Nevertheless, I know of more than one government agency in the state of NSW here in Australia that has chosen .NET as their strategic platform. But within the same government, I also know of another government agency that has several J2EE applications deployed.

So, I think interoperability is likely to be a real issue.

Posted by: Keith Pitty at July 7, 2004 9:27 PM

Hi, guys!

I've been studying this exact problem for quite some time, and here are my numbers, and their sources, to the quota of the number of Java programmers divided by the number of C# programmers. Not the same as Java versus .Net, sure, but interesting anyway.

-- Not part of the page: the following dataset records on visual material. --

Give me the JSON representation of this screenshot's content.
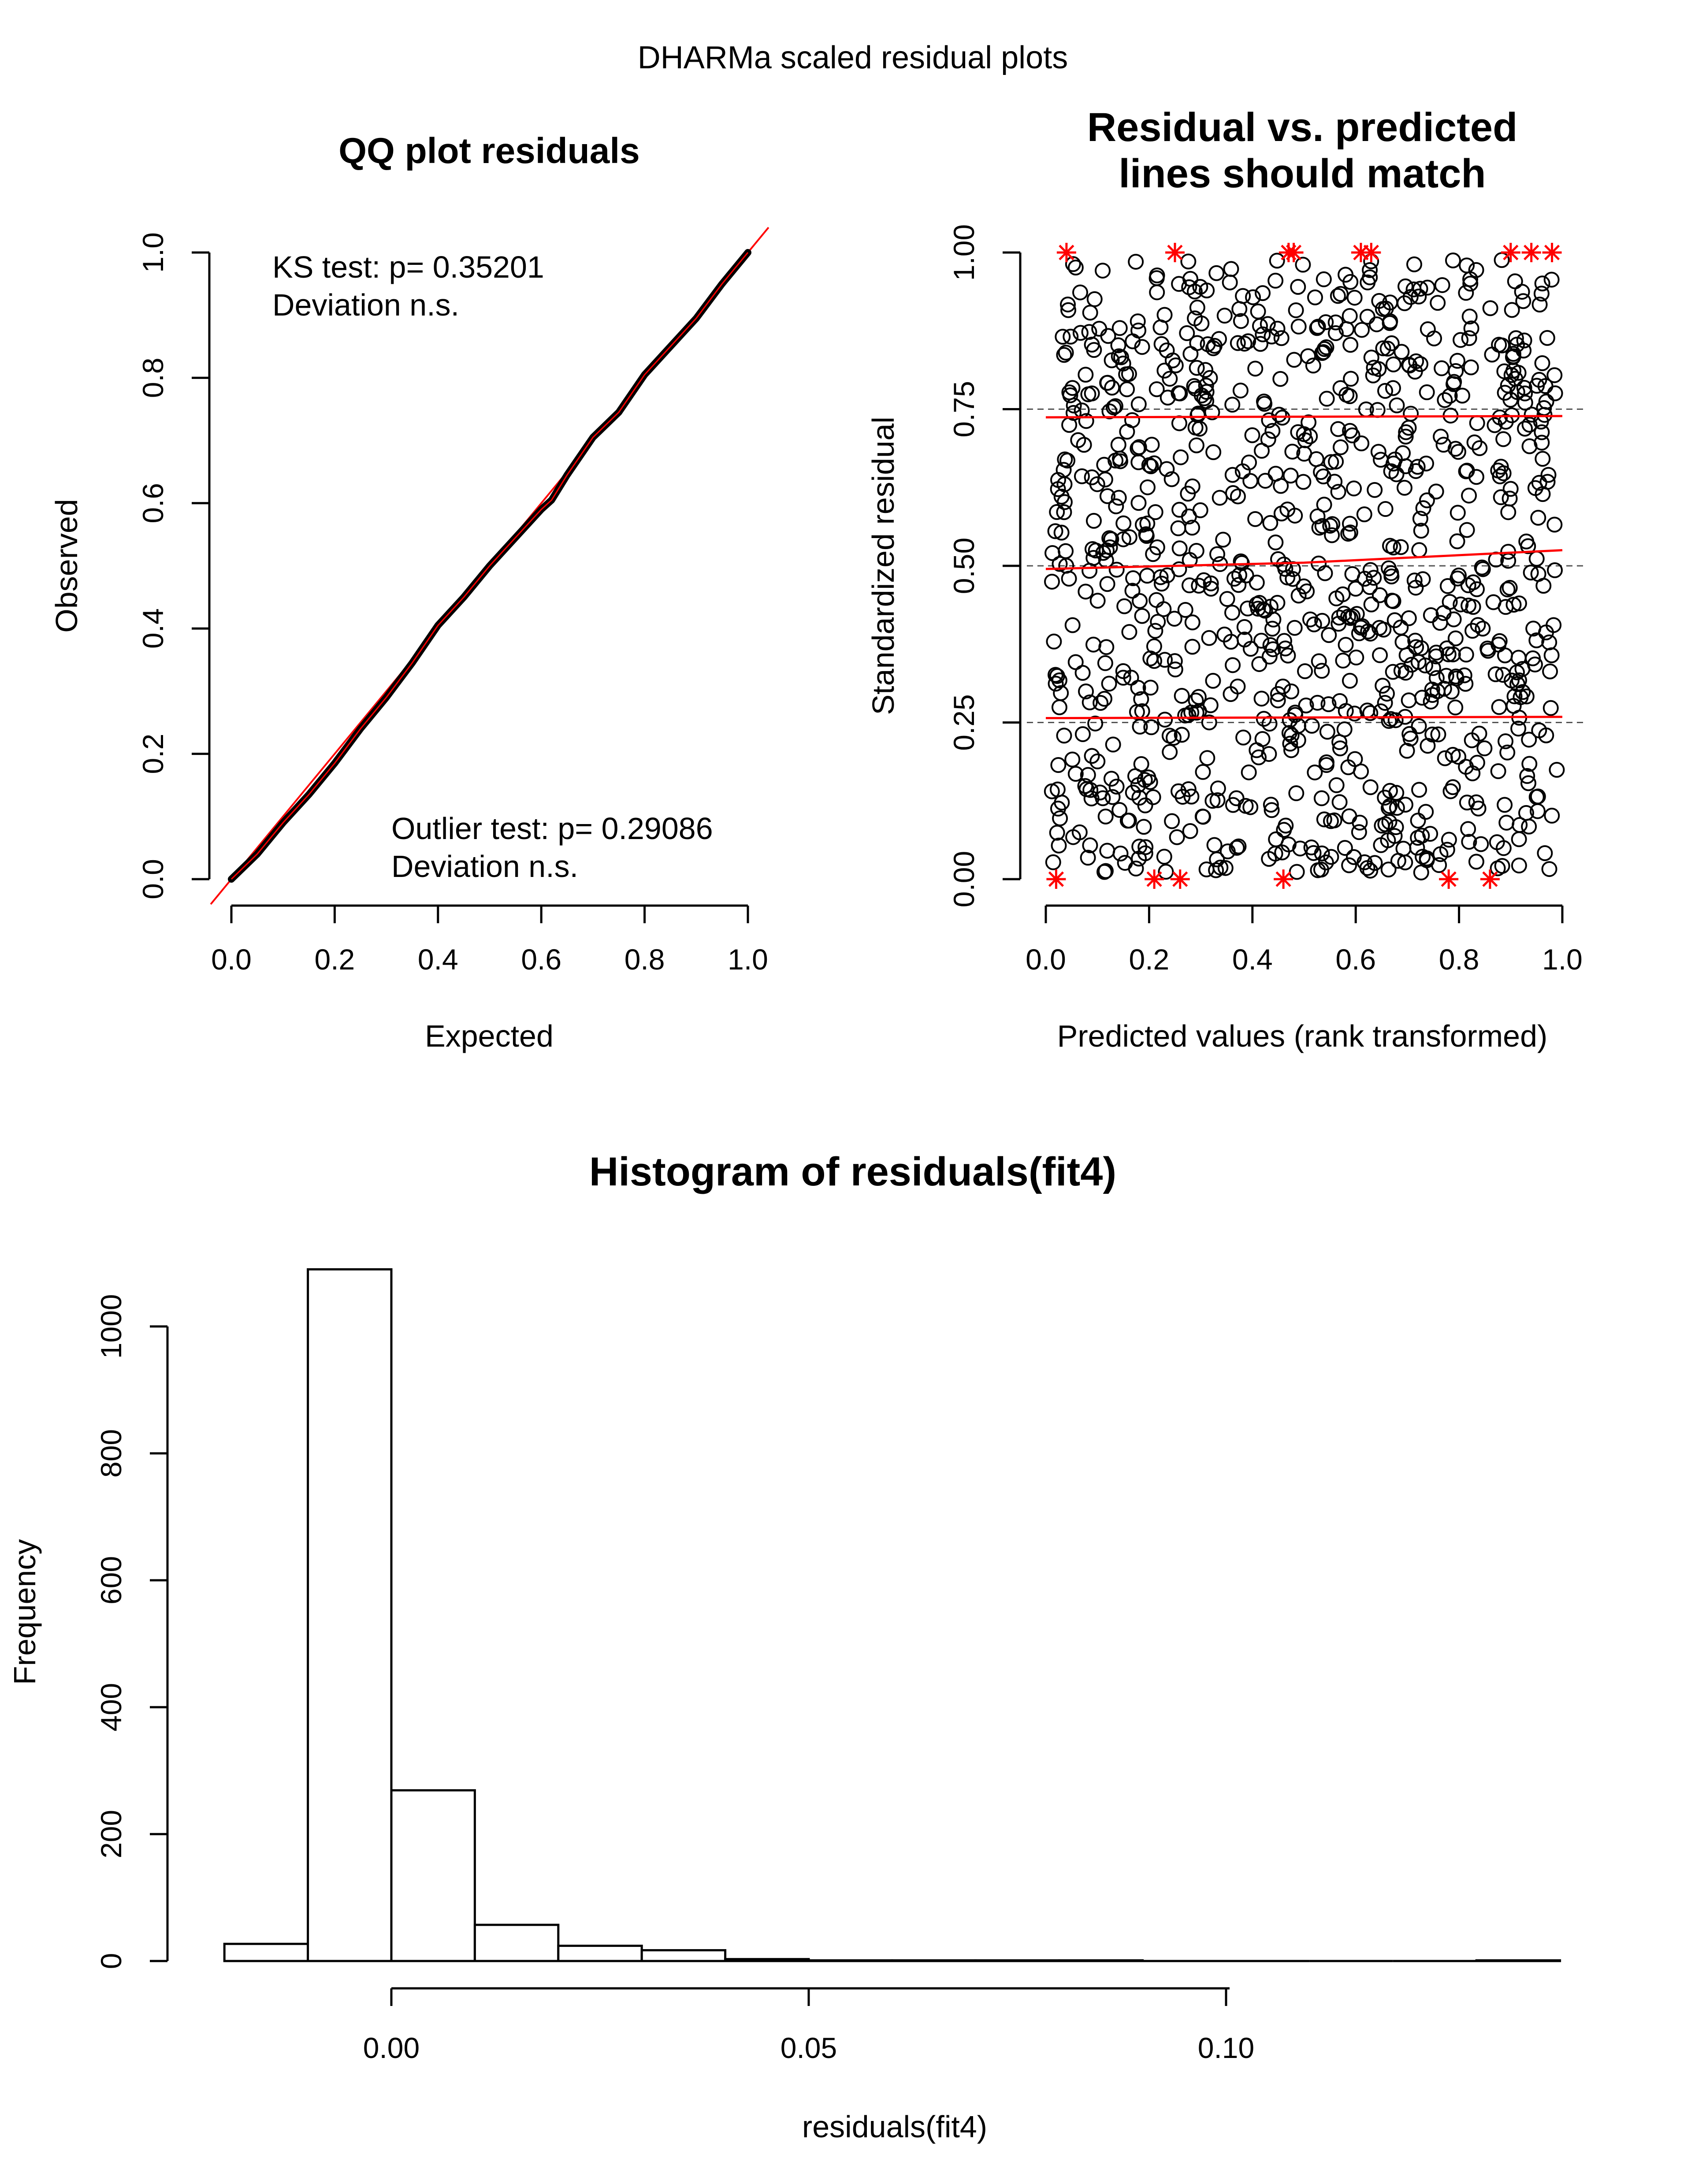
{
  "figure_title": "DHARMa scaled residual plots",
  "colors": {
    "ink": "#000000",
    "fit": "#ff0000",
    "reference": "#ff0000",
    "outlier": "#ff0000",
    "quantile_guides": "#555555"
  },
  "chart_data": [
    {
      "type": "line",
      "title": "QQ plot residuals",
      "xlabel": "Expected",
      "ylabel": "Observed",
      "xlim": [
        0,
        1
      ],
      "ylim": [
        0,
        1
      ],
      "x_ticks": [
        "0.0",
        "0.2",
        "0.4",
        "0.6",
        "0.8",
        "1.0"
      ],
      "y_ticks": [
        "0.0",
        "0.2",
        "0.4",
        "0.6",
        "0.8",
        "1.0"
      ],
      "reference_line": {
        "slope": 1,
        "intercept": 0,
        "color": "#ff0000"
      },
      "series": [
        {
          "x": [
            0.0,
            0.05,
            0.1,
            0.15,
            0.2,
            0.25,
            0.3,
            0.35,
            0.4,
            0.45,
            0.5,
            0.55,
            0.6,
            0.62,
            0.65,
            0.7,
            0.75,
            0.8,
            0.85,
            0.9,
            0.95,
            1.0
          ],
          "y": [
            0.0,
            0.04,
            0.09,
            0.135,
            0.185,
            0.24,
            0.29,
            0.345,
            0.405,
            0.45,
            0.5,
            0.545,
            0.59,
            0.605,
            0.645,
            0.705,
            0.745,
            0.805,
            0.85,
            0.895,
            0.95,
            1.0
          ]
        }
      ],
      "annotations": {
        "ks_test": "KS test: p= 0.35201",
        "ks_deviation": "Deviation  n.s.",
        "outlier_test": "Outlier test: p= 0.29086",
        "outlier_deviation": "Deviation  n.s."
      }
    },
    {
      "type": "scatter",
      "title": "Residual vs. predicted\n lines should match",
      "xlabel": "Predicted values (rank transformed)",
      "ylabel": "Standardized residual",
      "xlim": [
        0,
        1
      ],
      "ylim": [
        0,
        1
      ],
      "x_ticks": [
        "0.0",
        "0.2",
        "0.4",
        "0.6",
        "0.8",
        "1.0"
      ],
      "y_ticks": [
        "0.00",
        "0.25",
        "0.50",
        "0.75",
        "1.00"
      ],
      "n_points": 1000,
      "reference_lines": [
        0.25,
        0.5,
        0.75
      ],
      "quantile_fits": [
        {
          "quantile": 0.25,
          "x": [
            0,
            0.5,
            1
          ],
          "y": [
            0.257,
            0.258,
            0.259
          ]
        },
        {
          "quantile": 0.5,
          "x": [
            0,
            0.5,
            1
          ],
          "y": [
            0.495,
            0.505,
            0.525
          ]
        },
        {
          "quantile": 0.75,
          "x": [
            0,
            0.5,
            1
          ],
          "y": [
            0.737,
            0.738,
            0.739
          ]
        }
      ],
      "outliers": {
        "marker": "asterisk",
        "top_x": [
          0.04,
          0.25,
          0.47,
          0.48,
          0.61,
          0.63,
          0.9,
          0.94,
          0.98
        ],
        "bottom_x": [
          0.02,
          0.21,
          0.26,
          0.46,
          0.78,
          0.86
        ]
      }
    },
    {
      "type": "bar",
      "title": "Histogram of residuals(fit4)",
      "xlabel": "residuals(fit4)",
      "ylabel": "Frequency",
      "xlim": [
        -0.02,
        0.14
      ],
      "ylim": [
        0,
        1100
      ],
      "x_tick_values": [
        0.0,
        0.05,
        0.1
      ],
      "x_ticks": [
        "0.00",
        "0.05",
        "0.10"
      ],
      "y_tick_values": [
        0,
        200,
        400,
        600,
        800,
        1000
      ],
      "y_ticks": [
        "0",
        "200",
        "400",
        "600",
        "800",
        "1000"
      ],
      "bin_width": 0.01,
      "bin_starts": [
        -0.02,
        -0.01,
        0.0,
        0.01,
        0.02,
        0.03,
        0.04,
        0.05,
        0.06,
        0.07,
        0.08,
        0.09,
        0.1,
        0.11,
        0.12,
        0.13
      ],
      "values": [
        27,
        1090,
        269,
        57,
        24,
        17,
        3,
        1,
        1,
        1,
        1,
        0,
        0,
        0,
        0,
        1
      ]
    }
  ]
}
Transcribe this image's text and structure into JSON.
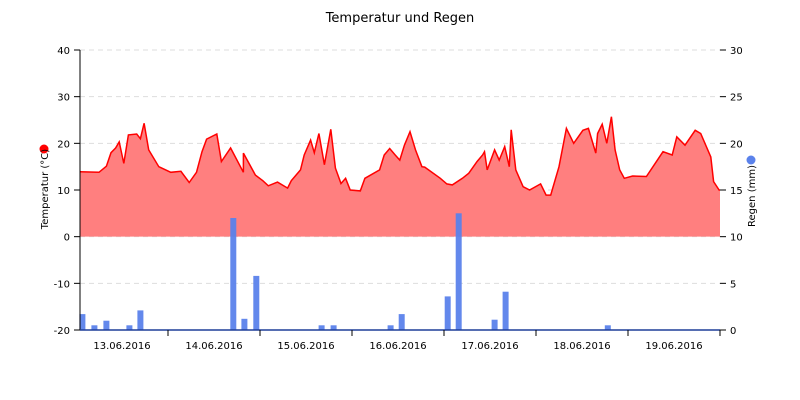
{
  "chart_data": {
    "type": "area+bar",
    "title": "Temperatur und Regen",
    "xlabel": "",
    "x_tick_labels": [
      "13.06.2016",
      "14.06.2016",
      "15.06.2016",
      "16.06.2016",
      "17.06.2016",
      "18.06.2016",
      "19.06.2016"
    ],
    "y_left": {
      "label": "Temperatur (°C)",
      "ticks": [
        40,
        30,
        20,
        10,
        0,
        -10,
        -20
      ],
      "ylim": [
        -20,
        40
      ],
      "legend_color": "#ff0000"
    },
    "y_right": {
      "label": "Regen (mm)",
      "ticks": [
        30,
        25,
        20,
        15,
        10,
        5,
        0
      ],
      "ylim": [
        0,
        30
      ],
      "legend_color": "#5b82eb"
    },
    "grid": true,
    "series": [
      {
        "name": "Temperatur (°C)",
        "type": "area",
        "axis": "left",
        "line_color": "#ff0000",
        "fill_color": "#ff7f7f",
        "x_days": [
          0.0,
          0.25,
          0.33,
          0.38,
          0.43,
          0.47,
          0.52,
          0.57,
          0.66,
          0.7,
          0.74,
          0.79,
          0.9,
          1.03,
          1.14,
          1.23,
          1.31,
          1.37,
          1.42,
          1.53,
          1.58,
          1.68,
          1.82,
          1.82,
          1.95,
          2.03,
          2.09,
          2.19,
          2.3,
          2.34,
          2.44,
          2.48,
          2.55,
          2.59,
          2.64,
          2.7,
          2.77,
          2.82,
          2.88,
          2.93,
          2.98,
          3.09,
          3.14,
          3.3,
          3.35,
          3.41,
          3.47,
          3.52,
          3.57,
          3.63,
          3.69,
          3.76,
          3.79,
          3.96,
          4.03,
          4.09,
          4.2,
          4.27,
          4.36,
          4.42,
          4.44,
          4.47,
          4.55,
          4.6,
          4.66,
          4.71,
          4.73,
          4.78,
          4.86,
          4.93,
          5.05,
          5.11,
          5.16,
          5.25,
          5.33,
          5.41,
          5.51,
          5.57,
          5.65,
          5.67,
          5.72,
          5.77,
          5.82,
          5.86,
          5.91,
          5.96,
          6.05,
          6.2,
          6.32,
          6.38,
          6.48,
          6.53,
          6.62,
          6.73,
          6.79,
          6.9,
          6.93,
          6.99,
          7.06,
          7.13
        ],
        "values": [
          13.9,
          13.8,
          15.1,
          18.0,
          19.0,
          20.3,
          15.7,
          21.8,
          22.0,
          21.0,
          24.3,
          18.6,
          15.0,
          13.8,
          14.0,
          11.6,
          13.8,
          18.2,
          20.9,
          22.0,
          16.1,
          19.0,
          13.8,
          17.9,
          13.2,
          12.0,
          10.9,
          11.7,
          10.4,
          12.0,
          14.3,
          17.5,
          20.7,
          18.0,
          22.1,
          15.4,
          23.0,
          14.7,
          11.4,
          12.5,
          10.0,
          9.8,
          12.5,
          14.3,
          17.5,
          18.9,
          17.5,
          16.4,
          19.6,
          22.5,
          18.6,
          15.0,
          14.9,
          12.5,
          11.3,
          11.1,
          12.5,
          13.6,
          16.1,
          17.5,
          18.2,
          14.3,
          18.6,
          16.4,
          19.3,
          15.0,
          22.9,
          14.3,
          10.7,
          10.0,
          11.3,
          8.9,
          8.9,
          15.0,
          23.2,
          20.0,
          22.8,
          23.2,
          17.9,
          22.1,
          24.1,
          20.0,
          25.7,
          18.6,
          14.3,
          12.5,
          13.0,
          12.9,
          16.4,
          18.2,
          17.5,
          21.4,
          19.6,
          22.8,
          22.1,
          17.1,
          11.8,
          10.0,
          10.0,
          10.0
        ]
      },
      {
        "name": "Regen (mm)",
        "type": "bar",
        "axis": "right",
        "color": "#5b82eb",
        "x_days": [
          0.07,
          0.2,
          0.33,
          0.58,
          0.7,
          1.71,
          1.83,
          1.96,
          2.67,
          2.8,
          3.42,
          3.54,
          4.04,
          4.16,
          4.55,
          4.67,
          5.78
        ],
        "values": [
          1.7,
          0.5,
          1.0,
          0.5,
          2.1,
          12.0,
          1.2,
          5.8,
          0.5,
          0.5,
          0.5,
          1.7,
          3.6,
          12.5,
          1.1,
          4.1,
          0.5
        ]
      }
    ]
  }
}
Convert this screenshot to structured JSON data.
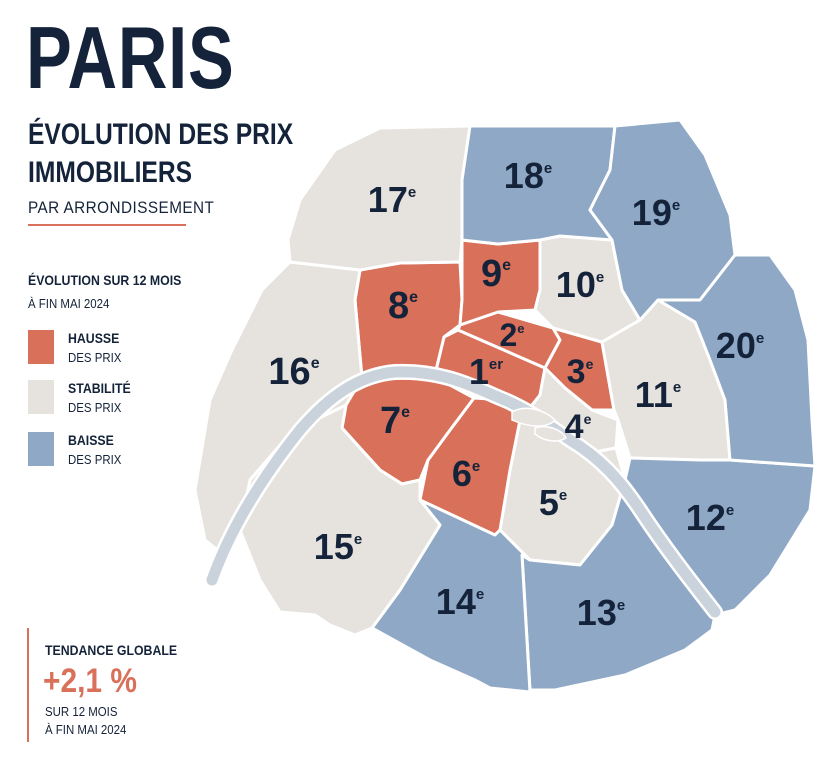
{
  "header": {
    "title": "PARIS",
    "subtitle_line1": "ÉVOLUTION DES PRIX",
    "subtitle_line2": "IMMOBILIERS",
    "subsubtitle": "PAR ARRONDISSEMENT"
  },
  "legend": {
    "title": "ÉVOLUTION SUR 12 MOIS",
    "subtitle": "À FIN MAI 2024",
    "items": [
      {
        "label": "HAUSSE",
        "sublabel": "DES PRIX",
        "color": "#d9705a"
      },
      {
        "label": "STABILITÉ",
        "sublabel": "DES PRIX",
        "color": "#e6e3de"
      },
      {
        "label": "BAISSE",
        "sublabel": "DES PRIX",
        "color": "#8fa8c6"
      }
    ]
  },
  "trend": {
    "title": "TENDANCE GLOBALE",
    "value": "+2,1 %",
    "sub_line1": "SUR 12 MOIS",
    "sub_line2": "À FIN MAI 2024"
  },
  "colors": {
    "hausse": "#d9705a",
    "stabilite": "#e6e3de",
    "baisse": "#8fa8c6",
    "seine": "#cad3dc",
    "text": "#14233a"
  },
  "arrondissements": [
    {
      "num": "1",
      "sup": "er",
      "trend": "hausse"
    },
    {
      "num": "2",
      "sup": "e",
      "trend": "hausse"
    },
    {
      "num": "3",
      "sup": "e",
      "trend": "hausse"
    },
    {
      "num": "4",
      "sup": "e",
      "trend": "stabilite"
    },
    {
      "num": "5",
      "sup": "e",
      "trend": "stabilite"
    },
    {
      "num": "6",
      "sup": "e",
      "trend": "hausse"
    },
    {
      "num": "7",
      "sup": "e",
      "trend": "hausse"
    },
    {
      "num": "8",
      "sup": "e",
      "trend": "hausse"
    },
    {
      "num": "9",
      "sup": "e",
      "trend": "hausse"
    },
    {
      "num": "10",
      "sup": "e",
      "trend": "stabilite"
    },
    {
      "num": "11",
      "sup": "e",
      "trend": "stabilite"
    },
    {
      "num": "12",
      "sup": "e",
      "trend": "baisse"
    },
    {
      "num": "13",
      "sup": "e",
      "trend": "baisse"
    },
    {
      "num": "14",
      "sup": "e",
      "trend": "baisse"
    },
    {
      "num": "15",
      "sup": "e",
      "trend": "stabilite"
    },
    {
      "num": "16",
      "sup": "e",
      "trend": "stabilite"
    },
    {
      "num": "17",
      "sup": "e",
      "trend": "stabilite"
    },
    {
      "num": "18",
      "sup": "e",
      "trend": "baisse"
    },
    {
      "num": "19",
      "sup": "e",
      "trend": "baisse"
    },
    {
      "num": "20",
      "sup": "e",
      "trend": "baisse"
    }
  ]
}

9: http://www.cs.berkeley.edu/~flab/languages.html
33: http://freshmeat.net/browse/160/
10: http://www.tiobe.com/tpci.htm
5: http://mshiltonj.com/sm/categories/languages/
6: http://lz_mordan.europe.webmatrixhosting.net/endrawresults.aspx
4: http://www.blueboard.com/phone/publishing_capacity.gif
4: Size of Orkut language communities
22: http://directory.google.com/Top/Computers/Programming/Languages/

Make your own conclusions! But claiming that Java and .Net has roughly equal shares of the market is simply not true, if not dishonest!

Mats

Posted by: Mats Henricson at July 8, 2004 10:18 PM

Mats: Thanks for your contribution to the discussion!

What I'd love to see is the results of a survey of large organisations in terms of deployed J2EE and .NET applications. To me, that would be more relevant to assessing share of the enterprise app market than comparing numbers of Java and C# progammers.

Posted by: Keith Pitty at July 8, 2004 11:00 PM

Sure, let me know if you get any such numbers.